Given sampling rate FSample and transform blocksize N, you can calculate the frequency resolution deltaF, sampling interval deltaT, and total capture time capT using the relationships:

deltaT = 1/FSample = capT/N
deltaF = 1/capT = FSample/N

Keep in mind also that the FFT returns value from 0 to FSample, or equivalently -FSample/2 to FSample/2. In your plot, you’re already dropping the -FSample/2 to 0 part. NumPy includes a helper function to calculate all this for you: fftfreq.

For your values of deltaT = 1 hour and N = 576, you get deltaF = 0.001736 cycles/hour = 0.04167 cycles/day, from -0.5 cycles/hour to 0.5 cycles/hour.

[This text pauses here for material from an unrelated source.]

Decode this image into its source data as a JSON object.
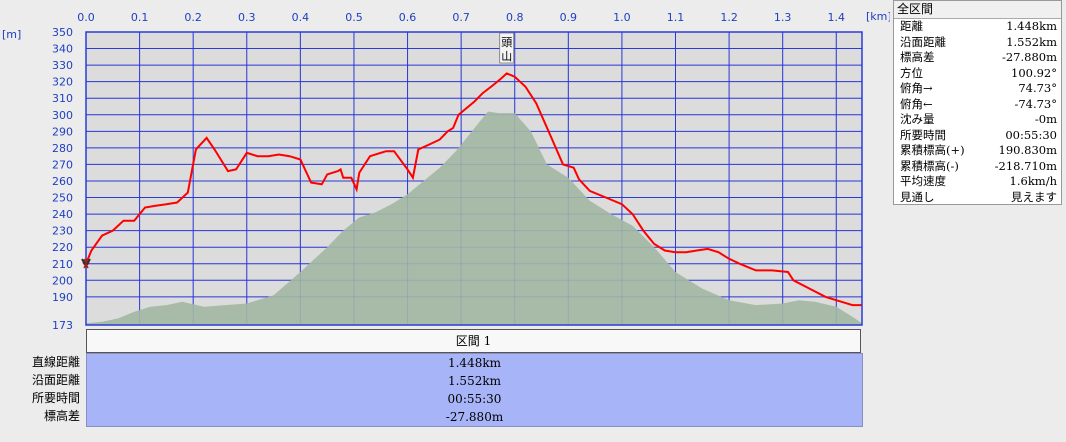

So if you have a magnitude peak at, say, bin 48 (and bin 528), that corresponds to a frequency component at 48*deltaF = 0.0833 cycles/hour = 2 cycles/day.

In general, you should apply a window function to your time domain data before calculating the FFT, to reduce spectral leakage. The Hann window is almost never a bad choice. You can also use the rfft function to skip the -FSample/2, 0 part of the output. So then, your code would be:

ft = np.fft.rfft(signal*np.hanning(len(signal)))
mgft = abs(ft)
xVals = np.fft.fftfreq(len(signal), d=1.0) # in hours, or d=1.0/24 in days
plot(xVals[:len(mgft)], mgft)